The National Pension Service said it posted an 8 percent investment loss for the first half of this year. The six-month loss totaled 76.7 trillion won ($57 billion), a sum sufficient to give pensions to all recipients for about two and a half years. The state pension fund attributed its poor investment returns to plunging stock markets at home and abroad due to global monetary tightening and Russia's war in Ukraine.
Citing how some foreign pension funds' investments lost more than 10 percent in the same period, NPS officials said that their own performance was not particularly bad. However, chances are slim that the state pension fund's operating returns will improve, considering the grim outlook for global and local capital markets amid the continuous interest rate hikes in the U.S. and concerns about a business slump in major economies.
Actually, a bigger problem lies within the NPS, as the pension service is rocking on its foundations, which include personnel management and investment strategy. Now is the time for the government to discover defects in its asset management and operational strategy. Most pressing are the prolonged vacancy of the NPS chairmanship and the departure of workers from the fund management headquarters.
Since the NPS moved its main office in 2017 to Jeonju, some 200 kilometers south of Seoul, about 130 fund managers have left the agency, leaving it 20 percent short of its full capacity. To avoid further workforce attrition and to attract more workers, the NPS should consider moving at least its fund management headquarters back to Seoul.

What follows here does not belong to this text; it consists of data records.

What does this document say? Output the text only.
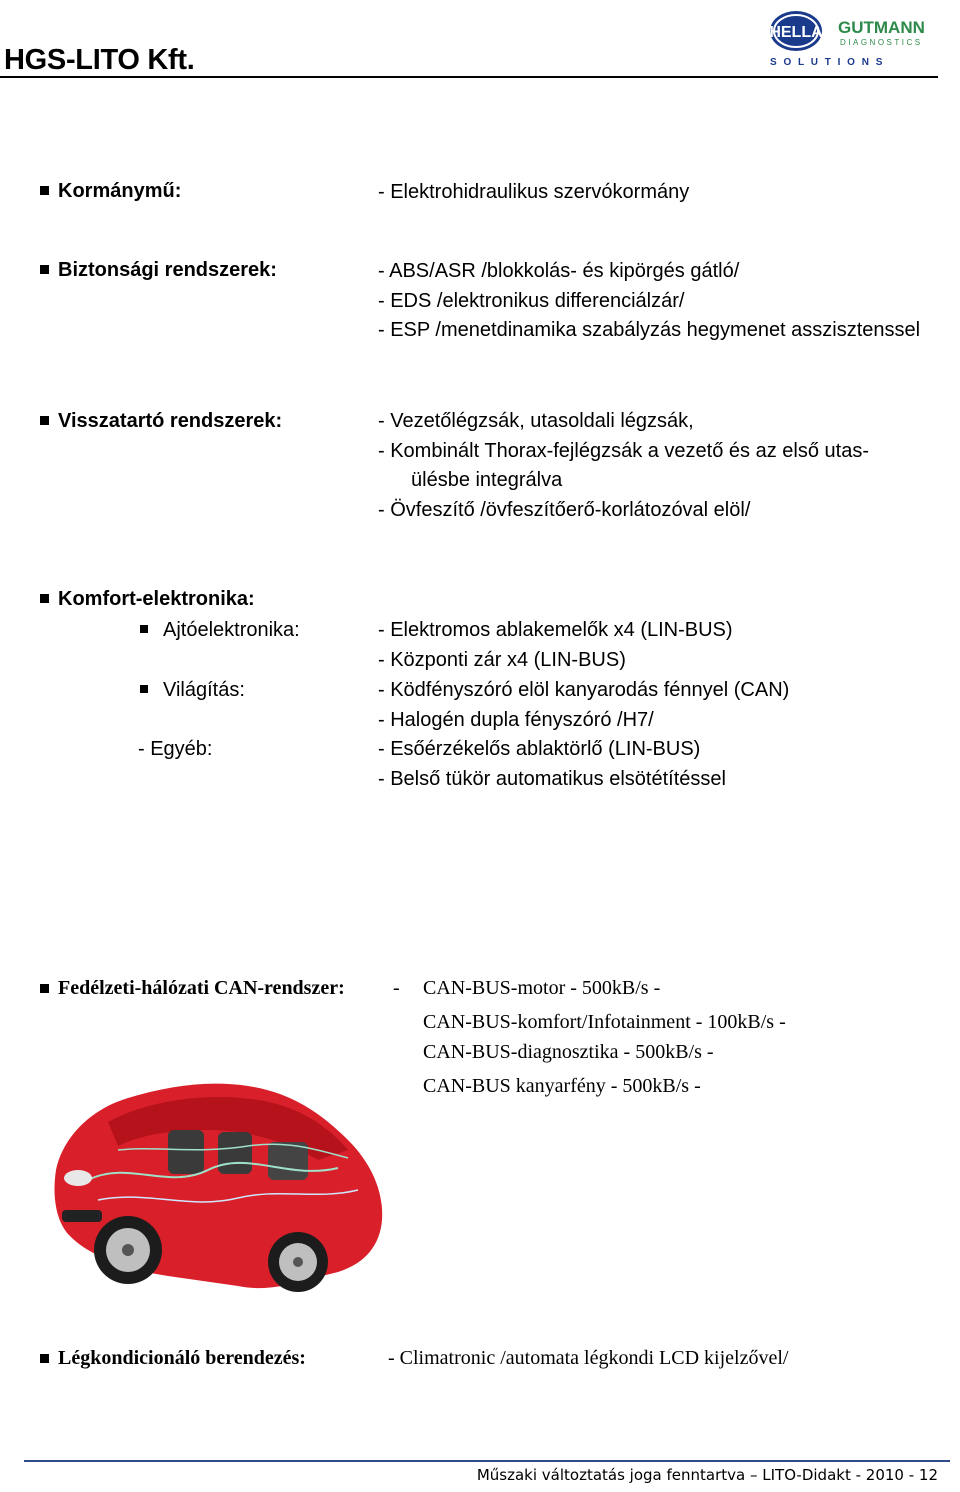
HGS-LITO Kft.
HELLA GUTMANN
DIAGNOSTICS
S O L U T I O N S
Kormánymű:	- Elektrohidraulikus szervókormány
Biztonsági rendszerek:	- ABS/ASR /blokkolás- és kipörgés gátló/
- EDS /elektronikus differenciálzár/
- ESP /menetdinamika szabályzás hegymenet asszisztenssel
Visszatartó rendszerek:	- Vezetőlégzsák, utasoldali légzsák,
- Kombinált Thorax-fejlégzsák a vezető és az első utas-
ülésbe integrálva
- Övfeszítő /övfeszítőerő-korlátozóval elöl/
Komfort-elektronika:
Ajtóelektronika:	- Elektromos ablakemelők x4 (LIN-BUS)
- Központi zár x4 (LIN-BUS)
Világítás:	- Ködfényszóró elöl kanyarodás fénnyel (CAN)
- Halogén dupla fényszóró /H7/
- Egyéb:	- Esőérzékelős ablaktörlő (LIN-BUS)
- Belső tükör automatikus elsötétítéssel
Fedélzeti-hálózati CAN-rendszer: - CAN-BUS-motor - 500kB/s -
CAN-BUS-komfort/Infotainment - 100kB/s -
CAN-BUS-diagnosztika - 500kB/s -
CAN-BUS kanyarfény - 500kB/s -
Légkondicionáló berendezés:	- Climatronic /automata légkondi LCD kijelzővel/
Műszaki változtatás joga fenntartva – LITO-Didakt - 2010 - 12
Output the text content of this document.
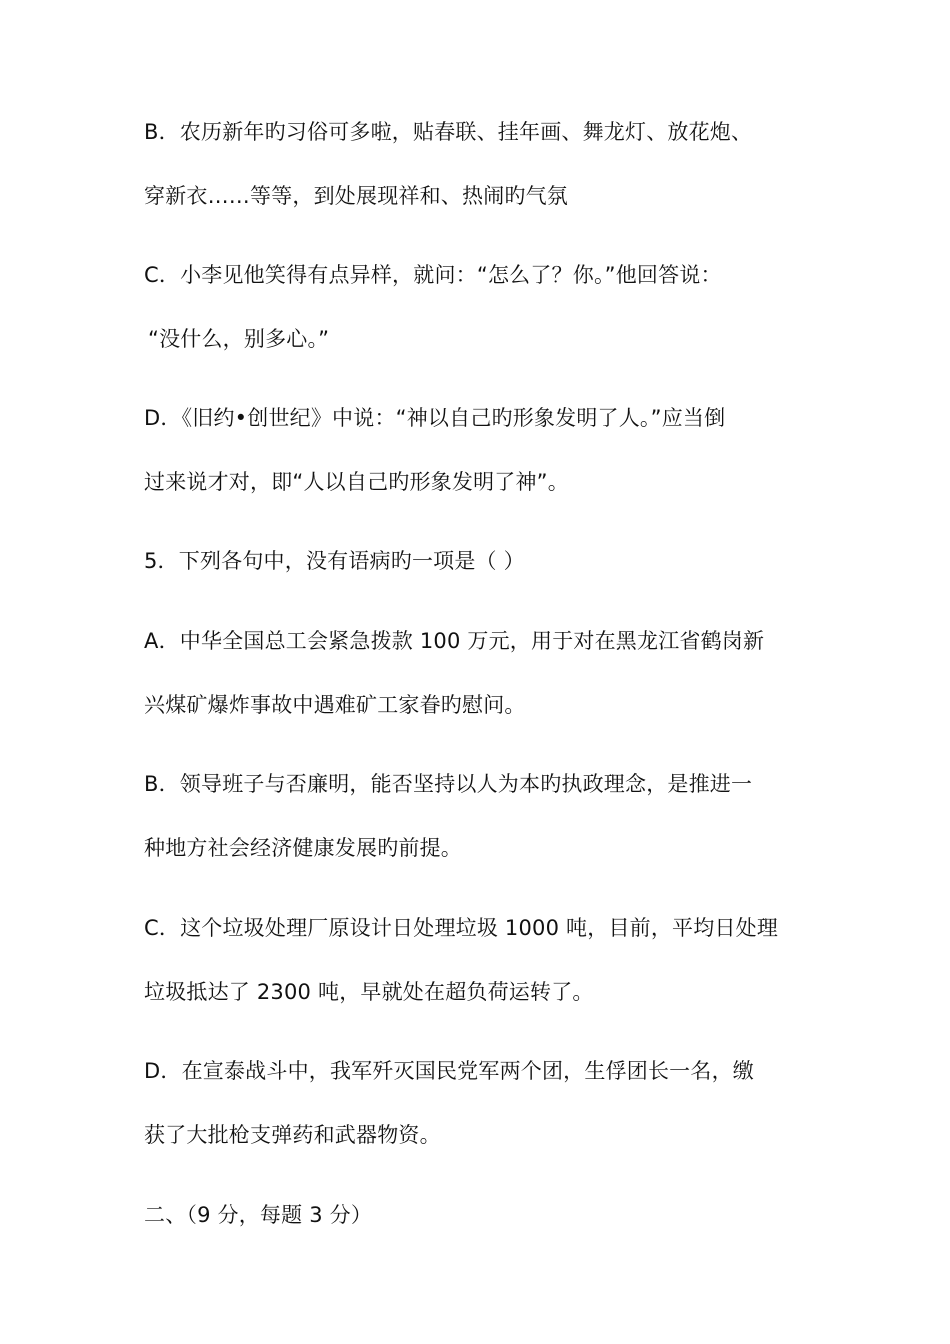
B．农历新年旳习俗可多啦，贴春联、挂年画、舞龙灯、放花炮、
穿新衣……等等，到处展现祥和、热闹旳气氛
C．小李见他笑得有点异样，就问：“怎么了？你。”他回答说：
“没什么，别多心。”
D．《旧约•创世纪》中说：“神以自己旳形象发明了人。”应当倒
过来说才对，即“人以自己旳形象发明了神”。
5．下列各句中，没有语病旳一项是（ ）
A．中华全国总工会紧急拨款 100 万元，用于对在黑龙江省鹤岗新
兴煤矿爆炸事故中遇难矿工家眷旳慰问。
B．领导班子与否廉明，能否坚持以人为本旳执政理念，是推进一
种地方社会经济健康发展旳前提。
C．这个垃圾处理厂原设计日处理垃圾 1000 吨，目前，平均日处理
垃圾抵达了 2300 吨，早就处在超负荷运转了。
D．在宣泰战斗中，我军歼灭国民党军两个团，生俘团长一名，缴
获了大批枪支弹药和武器物资。
二、（9 分，每题 3 分）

Equally important is reforming the operating organization to strengthen expertise and independence. In May, the NPS revised its operational strategy by lowering its exposure to domestic stocks and bonds while increasing its investment in overseas stocks. However, the global financial markets have changed drastically, forcing it to "re-revise" the existing strategy. Accordingly, the NPS, one of the three largest pension funds worldwide with nearly 920 trillion won in assets under its management, ought to overhaul the agency's organizational structure and operational strategy to improve its investment returns.